Hertfordshire is generally a safe and tolerant county. However like other areas, hate crimes can occur and many of them go unreported to the police. A website providing information about how and where to report hate crime has been launched in Hertfordshire. www.hertfordshire.gov.uk/hertsagainsthate
The website has been written in easy-to-read language to ensure it’s widely accessible, including for people with lower literacy levels.
The pages have been designed to be easily translatable to reach people whose second language may be English, and who may be at higher risk from hate crime.
What is a hate crime?
A hate crime is any crime that is targeted against a person because of their:
- disability or learning difficulties
- race or the colour of their skin
- gender identity, such as being transsexual
- sexual orientation, such as being gay, bisexual or other
Not every crime committed against a person in one of these groups is a hate crime. It is only a hate crime if the offender targeted that person because of this reason. If a crime happened, but not because of a person’s race/gender/religion etc. then it’s not a hate crime.
Hate crimes can take almost any form. Assaults, harassment or damage to property can all be hate crimes, if the victim was targeted for one of the reasons above. They can take place anywhere – in the street, on a bus, at work, at school or online.
How to report a hate crime?
You can report to the police directly, or you can speak to a third party. You can even report anonymously.
If you want to report to the police or contact your local Hate Crime Officer, call 101 or go online at www.herts.police.uk/report. In an emergency always call 999.
Support for victims of hate crime:
The police in Hertfordshire have dedicated Hate Crime Officers, who deal with hate incidents and offer support to victims of hate crime.
You can request the support of a Hate Crime Officer or LGBT+ Liaison Officer when you report to the police.
They can meet victims in a place where they feel comfortable and safe, explain options and assist them throughout an investigation, or if the case goes to court.
The police also have specially trained LGBT+ Liaison Officers who provide support to people from the LGBT+ community. They work to encourage the reporting of hate crimes and give advice and support to victims and witnesses.
Getting support even if you haven’t reported it:
Hertfordshire Beacon offers victim care services to all victims of crime in the county, whether or not the victim has reported the matter to police.
Their services are free, and vulnerable or repeat victims receive an enhanced care package.

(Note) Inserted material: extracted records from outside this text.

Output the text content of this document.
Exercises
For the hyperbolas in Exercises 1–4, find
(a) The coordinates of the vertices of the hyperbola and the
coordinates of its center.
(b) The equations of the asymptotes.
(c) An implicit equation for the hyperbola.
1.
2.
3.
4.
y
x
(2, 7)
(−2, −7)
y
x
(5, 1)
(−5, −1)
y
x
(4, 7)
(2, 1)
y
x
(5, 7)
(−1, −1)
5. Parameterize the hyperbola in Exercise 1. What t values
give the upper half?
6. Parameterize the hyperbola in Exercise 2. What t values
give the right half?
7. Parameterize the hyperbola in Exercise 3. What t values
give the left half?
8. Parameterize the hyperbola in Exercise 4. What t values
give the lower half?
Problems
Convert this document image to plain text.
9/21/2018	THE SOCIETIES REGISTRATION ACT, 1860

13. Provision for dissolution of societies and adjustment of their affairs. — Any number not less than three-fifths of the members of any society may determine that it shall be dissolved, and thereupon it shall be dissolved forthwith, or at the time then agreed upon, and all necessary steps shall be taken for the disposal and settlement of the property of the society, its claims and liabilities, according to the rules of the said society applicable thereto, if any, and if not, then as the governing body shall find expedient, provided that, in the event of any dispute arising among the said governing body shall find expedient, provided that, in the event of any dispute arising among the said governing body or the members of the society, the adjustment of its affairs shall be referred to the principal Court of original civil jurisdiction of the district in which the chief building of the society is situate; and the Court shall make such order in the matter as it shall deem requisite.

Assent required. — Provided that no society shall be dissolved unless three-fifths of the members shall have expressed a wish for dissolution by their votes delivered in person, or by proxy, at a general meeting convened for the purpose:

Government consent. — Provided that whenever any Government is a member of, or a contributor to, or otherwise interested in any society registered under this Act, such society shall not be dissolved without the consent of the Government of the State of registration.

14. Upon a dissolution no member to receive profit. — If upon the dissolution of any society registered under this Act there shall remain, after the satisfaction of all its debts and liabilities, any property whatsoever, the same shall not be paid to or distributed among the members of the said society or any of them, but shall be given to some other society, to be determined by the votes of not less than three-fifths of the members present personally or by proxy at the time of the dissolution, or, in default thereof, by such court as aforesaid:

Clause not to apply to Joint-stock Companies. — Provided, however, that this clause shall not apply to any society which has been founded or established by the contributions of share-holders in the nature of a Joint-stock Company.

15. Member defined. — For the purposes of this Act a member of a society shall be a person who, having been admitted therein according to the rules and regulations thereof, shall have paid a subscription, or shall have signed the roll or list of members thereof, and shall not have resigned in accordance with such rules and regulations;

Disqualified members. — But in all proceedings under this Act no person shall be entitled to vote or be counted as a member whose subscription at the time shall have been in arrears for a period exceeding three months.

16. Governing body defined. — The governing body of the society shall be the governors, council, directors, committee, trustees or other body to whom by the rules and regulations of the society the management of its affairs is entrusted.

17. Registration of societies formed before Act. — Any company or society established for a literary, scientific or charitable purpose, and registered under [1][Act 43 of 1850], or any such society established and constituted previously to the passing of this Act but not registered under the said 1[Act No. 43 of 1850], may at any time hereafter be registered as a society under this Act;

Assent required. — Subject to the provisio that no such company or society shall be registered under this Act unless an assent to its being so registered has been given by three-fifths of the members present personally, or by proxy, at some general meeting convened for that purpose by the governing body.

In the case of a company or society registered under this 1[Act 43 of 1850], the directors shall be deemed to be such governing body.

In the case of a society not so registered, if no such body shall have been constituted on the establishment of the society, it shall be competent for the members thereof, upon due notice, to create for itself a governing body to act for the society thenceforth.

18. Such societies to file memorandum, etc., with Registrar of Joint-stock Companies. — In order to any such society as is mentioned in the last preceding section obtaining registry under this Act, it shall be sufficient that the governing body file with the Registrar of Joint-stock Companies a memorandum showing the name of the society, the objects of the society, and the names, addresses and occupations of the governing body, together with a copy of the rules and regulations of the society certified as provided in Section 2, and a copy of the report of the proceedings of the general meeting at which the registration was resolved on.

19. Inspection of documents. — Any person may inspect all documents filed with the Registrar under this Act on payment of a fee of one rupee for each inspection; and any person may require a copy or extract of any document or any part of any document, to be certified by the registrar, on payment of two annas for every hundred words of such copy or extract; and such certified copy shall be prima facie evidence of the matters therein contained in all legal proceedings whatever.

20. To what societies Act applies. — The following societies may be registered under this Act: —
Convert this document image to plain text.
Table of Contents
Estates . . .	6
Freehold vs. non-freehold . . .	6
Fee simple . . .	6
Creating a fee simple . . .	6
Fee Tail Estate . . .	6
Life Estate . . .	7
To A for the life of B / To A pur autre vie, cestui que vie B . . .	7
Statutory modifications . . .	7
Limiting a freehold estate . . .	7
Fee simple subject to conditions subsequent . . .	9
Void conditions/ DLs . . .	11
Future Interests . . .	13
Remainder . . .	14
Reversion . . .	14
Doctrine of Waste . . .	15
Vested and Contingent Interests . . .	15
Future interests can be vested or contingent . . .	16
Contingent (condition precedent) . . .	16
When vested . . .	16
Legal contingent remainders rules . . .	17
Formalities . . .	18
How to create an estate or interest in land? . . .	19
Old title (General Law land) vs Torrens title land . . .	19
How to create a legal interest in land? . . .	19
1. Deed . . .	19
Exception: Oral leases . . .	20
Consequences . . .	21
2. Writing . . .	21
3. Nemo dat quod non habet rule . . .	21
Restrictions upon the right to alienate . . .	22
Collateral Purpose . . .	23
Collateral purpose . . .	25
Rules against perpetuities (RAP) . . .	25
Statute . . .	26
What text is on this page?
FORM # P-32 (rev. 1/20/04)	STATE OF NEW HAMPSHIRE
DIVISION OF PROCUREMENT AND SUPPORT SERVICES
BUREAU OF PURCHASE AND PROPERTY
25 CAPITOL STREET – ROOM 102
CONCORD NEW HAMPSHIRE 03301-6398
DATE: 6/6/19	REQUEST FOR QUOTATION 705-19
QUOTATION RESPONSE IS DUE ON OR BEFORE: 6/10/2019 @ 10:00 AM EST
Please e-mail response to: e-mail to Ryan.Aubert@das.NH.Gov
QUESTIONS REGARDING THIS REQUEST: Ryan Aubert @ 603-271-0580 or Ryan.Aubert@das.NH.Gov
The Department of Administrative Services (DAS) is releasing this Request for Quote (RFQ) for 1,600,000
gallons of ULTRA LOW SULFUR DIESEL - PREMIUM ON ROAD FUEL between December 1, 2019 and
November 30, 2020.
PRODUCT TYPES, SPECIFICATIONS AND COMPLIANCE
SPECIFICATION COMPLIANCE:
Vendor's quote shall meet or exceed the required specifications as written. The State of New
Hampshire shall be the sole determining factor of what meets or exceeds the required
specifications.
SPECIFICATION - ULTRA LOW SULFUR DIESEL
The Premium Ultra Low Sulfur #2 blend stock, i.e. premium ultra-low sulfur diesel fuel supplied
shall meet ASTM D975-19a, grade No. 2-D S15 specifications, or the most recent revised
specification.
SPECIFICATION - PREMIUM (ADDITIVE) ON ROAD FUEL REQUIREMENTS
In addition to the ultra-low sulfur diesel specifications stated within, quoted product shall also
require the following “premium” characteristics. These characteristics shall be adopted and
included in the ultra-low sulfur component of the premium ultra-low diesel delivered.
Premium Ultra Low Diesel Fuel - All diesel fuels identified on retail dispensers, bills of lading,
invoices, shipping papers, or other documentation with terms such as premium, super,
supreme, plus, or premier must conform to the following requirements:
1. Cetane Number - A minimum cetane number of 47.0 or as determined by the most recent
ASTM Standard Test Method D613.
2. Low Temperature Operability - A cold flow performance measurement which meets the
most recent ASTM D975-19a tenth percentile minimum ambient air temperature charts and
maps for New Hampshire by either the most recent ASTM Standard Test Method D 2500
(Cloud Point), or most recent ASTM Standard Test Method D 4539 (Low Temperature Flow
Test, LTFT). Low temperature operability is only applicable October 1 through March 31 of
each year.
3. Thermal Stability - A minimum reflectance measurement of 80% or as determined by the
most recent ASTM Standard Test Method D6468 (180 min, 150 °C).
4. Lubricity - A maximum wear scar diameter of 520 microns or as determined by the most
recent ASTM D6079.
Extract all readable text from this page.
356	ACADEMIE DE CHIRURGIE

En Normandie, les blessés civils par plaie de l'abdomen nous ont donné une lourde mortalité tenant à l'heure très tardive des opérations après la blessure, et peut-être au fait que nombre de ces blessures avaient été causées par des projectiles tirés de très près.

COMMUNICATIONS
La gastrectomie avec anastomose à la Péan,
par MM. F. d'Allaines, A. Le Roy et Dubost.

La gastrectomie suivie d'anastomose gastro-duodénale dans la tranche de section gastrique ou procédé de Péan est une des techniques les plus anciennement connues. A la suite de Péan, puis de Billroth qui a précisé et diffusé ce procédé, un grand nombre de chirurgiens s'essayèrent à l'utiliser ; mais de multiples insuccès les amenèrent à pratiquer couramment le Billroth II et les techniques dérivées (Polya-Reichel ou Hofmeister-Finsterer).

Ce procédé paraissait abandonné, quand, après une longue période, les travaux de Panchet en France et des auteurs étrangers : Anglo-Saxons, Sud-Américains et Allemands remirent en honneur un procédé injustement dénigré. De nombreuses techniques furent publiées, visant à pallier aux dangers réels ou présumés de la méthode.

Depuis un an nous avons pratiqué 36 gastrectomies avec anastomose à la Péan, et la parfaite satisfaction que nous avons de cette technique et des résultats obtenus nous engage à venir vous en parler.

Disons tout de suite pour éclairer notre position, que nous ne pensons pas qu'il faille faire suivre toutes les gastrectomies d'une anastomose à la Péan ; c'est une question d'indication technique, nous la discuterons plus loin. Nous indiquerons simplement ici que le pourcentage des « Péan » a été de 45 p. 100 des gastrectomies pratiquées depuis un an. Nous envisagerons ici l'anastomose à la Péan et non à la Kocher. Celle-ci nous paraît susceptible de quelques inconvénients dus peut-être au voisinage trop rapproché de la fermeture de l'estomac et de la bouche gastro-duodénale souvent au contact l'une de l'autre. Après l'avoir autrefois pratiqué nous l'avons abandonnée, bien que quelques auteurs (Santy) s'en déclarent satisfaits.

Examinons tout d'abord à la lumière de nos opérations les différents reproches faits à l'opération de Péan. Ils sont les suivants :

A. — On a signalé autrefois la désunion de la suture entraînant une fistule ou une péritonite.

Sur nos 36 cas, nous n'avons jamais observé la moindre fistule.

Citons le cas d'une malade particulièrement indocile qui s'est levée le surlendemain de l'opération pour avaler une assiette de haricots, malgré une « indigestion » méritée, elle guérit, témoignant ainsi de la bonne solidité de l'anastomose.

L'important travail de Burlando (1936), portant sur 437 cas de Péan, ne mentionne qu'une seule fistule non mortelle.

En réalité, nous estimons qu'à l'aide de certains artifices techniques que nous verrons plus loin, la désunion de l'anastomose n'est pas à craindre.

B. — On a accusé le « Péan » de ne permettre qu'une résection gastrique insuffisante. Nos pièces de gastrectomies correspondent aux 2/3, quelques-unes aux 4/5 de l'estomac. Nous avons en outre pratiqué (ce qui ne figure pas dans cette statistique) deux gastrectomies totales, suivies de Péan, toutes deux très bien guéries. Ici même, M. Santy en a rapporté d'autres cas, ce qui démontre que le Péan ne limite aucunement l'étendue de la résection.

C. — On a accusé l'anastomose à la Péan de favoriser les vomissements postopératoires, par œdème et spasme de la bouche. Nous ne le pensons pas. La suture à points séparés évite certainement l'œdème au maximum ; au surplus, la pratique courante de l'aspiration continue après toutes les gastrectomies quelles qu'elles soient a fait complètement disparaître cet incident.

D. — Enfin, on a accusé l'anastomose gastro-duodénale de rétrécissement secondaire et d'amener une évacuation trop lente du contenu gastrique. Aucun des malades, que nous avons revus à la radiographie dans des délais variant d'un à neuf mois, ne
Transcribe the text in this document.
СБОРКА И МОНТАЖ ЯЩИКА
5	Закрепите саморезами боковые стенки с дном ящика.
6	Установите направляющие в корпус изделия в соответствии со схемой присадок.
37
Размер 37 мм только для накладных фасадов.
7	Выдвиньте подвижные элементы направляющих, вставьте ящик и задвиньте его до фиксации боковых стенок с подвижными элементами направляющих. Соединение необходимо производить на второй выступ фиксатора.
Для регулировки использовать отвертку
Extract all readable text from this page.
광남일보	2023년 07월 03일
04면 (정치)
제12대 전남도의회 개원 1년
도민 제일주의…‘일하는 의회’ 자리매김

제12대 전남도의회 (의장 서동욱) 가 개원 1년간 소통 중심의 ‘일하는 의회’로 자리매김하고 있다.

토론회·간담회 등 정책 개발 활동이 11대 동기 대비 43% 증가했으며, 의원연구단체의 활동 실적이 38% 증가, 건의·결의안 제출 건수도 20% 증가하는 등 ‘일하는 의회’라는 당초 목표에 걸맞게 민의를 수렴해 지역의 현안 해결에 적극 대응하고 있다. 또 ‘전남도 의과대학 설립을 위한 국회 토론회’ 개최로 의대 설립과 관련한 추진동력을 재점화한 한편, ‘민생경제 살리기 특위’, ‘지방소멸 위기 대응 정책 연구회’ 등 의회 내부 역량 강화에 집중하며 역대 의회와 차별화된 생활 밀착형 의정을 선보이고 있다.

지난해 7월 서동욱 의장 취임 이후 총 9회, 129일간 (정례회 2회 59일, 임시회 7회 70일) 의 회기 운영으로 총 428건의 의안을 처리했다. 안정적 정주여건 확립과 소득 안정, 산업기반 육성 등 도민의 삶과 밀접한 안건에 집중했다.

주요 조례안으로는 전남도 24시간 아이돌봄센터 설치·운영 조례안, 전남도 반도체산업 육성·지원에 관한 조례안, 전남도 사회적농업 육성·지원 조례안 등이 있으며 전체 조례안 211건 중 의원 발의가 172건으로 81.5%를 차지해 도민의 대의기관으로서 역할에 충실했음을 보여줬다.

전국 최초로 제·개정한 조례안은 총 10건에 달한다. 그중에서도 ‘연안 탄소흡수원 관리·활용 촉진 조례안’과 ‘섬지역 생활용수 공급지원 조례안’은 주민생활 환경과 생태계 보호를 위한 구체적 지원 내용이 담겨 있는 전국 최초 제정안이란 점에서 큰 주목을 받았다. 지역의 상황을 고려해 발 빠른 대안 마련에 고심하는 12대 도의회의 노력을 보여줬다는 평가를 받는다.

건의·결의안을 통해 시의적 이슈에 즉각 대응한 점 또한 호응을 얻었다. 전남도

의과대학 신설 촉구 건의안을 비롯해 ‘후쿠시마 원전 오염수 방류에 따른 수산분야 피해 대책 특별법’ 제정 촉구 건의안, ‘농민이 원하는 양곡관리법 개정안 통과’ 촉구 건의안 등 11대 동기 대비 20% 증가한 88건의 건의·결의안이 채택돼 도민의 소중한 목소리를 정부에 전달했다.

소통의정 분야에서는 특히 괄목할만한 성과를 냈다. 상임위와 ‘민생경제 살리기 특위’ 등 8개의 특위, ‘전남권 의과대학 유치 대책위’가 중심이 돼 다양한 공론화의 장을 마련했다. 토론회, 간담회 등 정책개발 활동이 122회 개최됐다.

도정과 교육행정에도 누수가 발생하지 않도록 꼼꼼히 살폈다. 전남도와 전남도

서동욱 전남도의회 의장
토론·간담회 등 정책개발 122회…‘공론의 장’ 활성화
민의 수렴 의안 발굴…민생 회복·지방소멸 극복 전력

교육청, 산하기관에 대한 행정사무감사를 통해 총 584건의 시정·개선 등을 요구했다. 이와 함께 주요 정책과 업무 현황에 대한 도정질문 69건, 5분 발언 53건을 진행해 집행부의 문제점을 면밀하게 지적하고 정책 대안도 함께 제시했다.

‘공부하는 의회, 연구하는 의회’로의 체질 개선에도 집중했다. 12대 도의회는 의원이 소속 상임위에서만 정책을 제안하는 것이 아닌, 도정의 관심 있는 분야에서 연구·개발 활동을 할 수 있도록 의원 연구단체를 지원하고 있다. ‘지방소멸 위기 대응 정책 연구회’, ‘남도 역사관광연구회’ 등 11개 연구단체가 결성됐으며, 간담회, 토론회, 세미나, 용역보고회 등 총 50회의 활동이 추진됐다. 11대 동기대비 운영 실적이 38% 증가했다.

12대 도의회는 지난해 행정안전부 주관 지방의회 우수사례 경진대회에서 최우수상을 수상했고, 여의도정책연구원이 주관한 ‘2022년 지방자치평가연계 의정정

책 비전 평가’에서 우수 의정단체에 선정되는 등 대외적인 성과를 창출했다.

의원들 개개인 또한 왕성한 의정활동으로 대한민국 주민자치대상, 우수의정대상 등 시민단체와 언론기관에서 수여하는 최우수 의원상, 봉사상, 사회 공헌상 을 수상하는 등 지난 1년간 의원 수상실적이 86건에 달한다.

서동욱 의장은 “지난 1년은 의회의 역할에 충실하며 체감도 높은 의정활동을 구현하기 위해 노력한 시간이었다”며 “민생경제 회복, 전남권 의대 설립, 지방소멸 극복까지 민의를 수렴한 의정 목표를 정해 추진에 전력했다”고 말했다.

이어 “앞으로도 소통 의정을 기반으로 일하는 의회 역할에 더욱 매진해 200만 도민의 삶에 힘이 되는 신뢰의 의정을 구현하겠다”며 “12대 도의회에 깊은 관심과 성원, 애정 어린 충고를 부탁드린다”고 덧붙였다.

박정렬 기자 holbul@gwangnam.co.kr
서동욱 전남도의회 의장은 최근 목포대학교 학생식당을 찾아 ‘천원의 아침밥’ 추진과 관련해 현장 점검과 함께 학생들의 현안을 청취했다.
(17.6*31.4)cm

If you have been a victim of crime, you can speak with a member of their victim service team on 03000 11 55 55
To contact the team via email please contact firstname.lastname@example.org
Why report hate crime?
Some people might think that reporting a hate crime is not important. They might be embarrassed to talk about it, scared of the consequences from the offender, or believe they won’t be taken seriously.
Hate crimes can leave people feeling unsafe or scared to go out, and cause fear and mistrust amongst different parts of the community.
However, authorities in Hertfordshire (and the UK) take hate crime very seriously. You will always be listened to and treated sensitively if you choose to report to the police.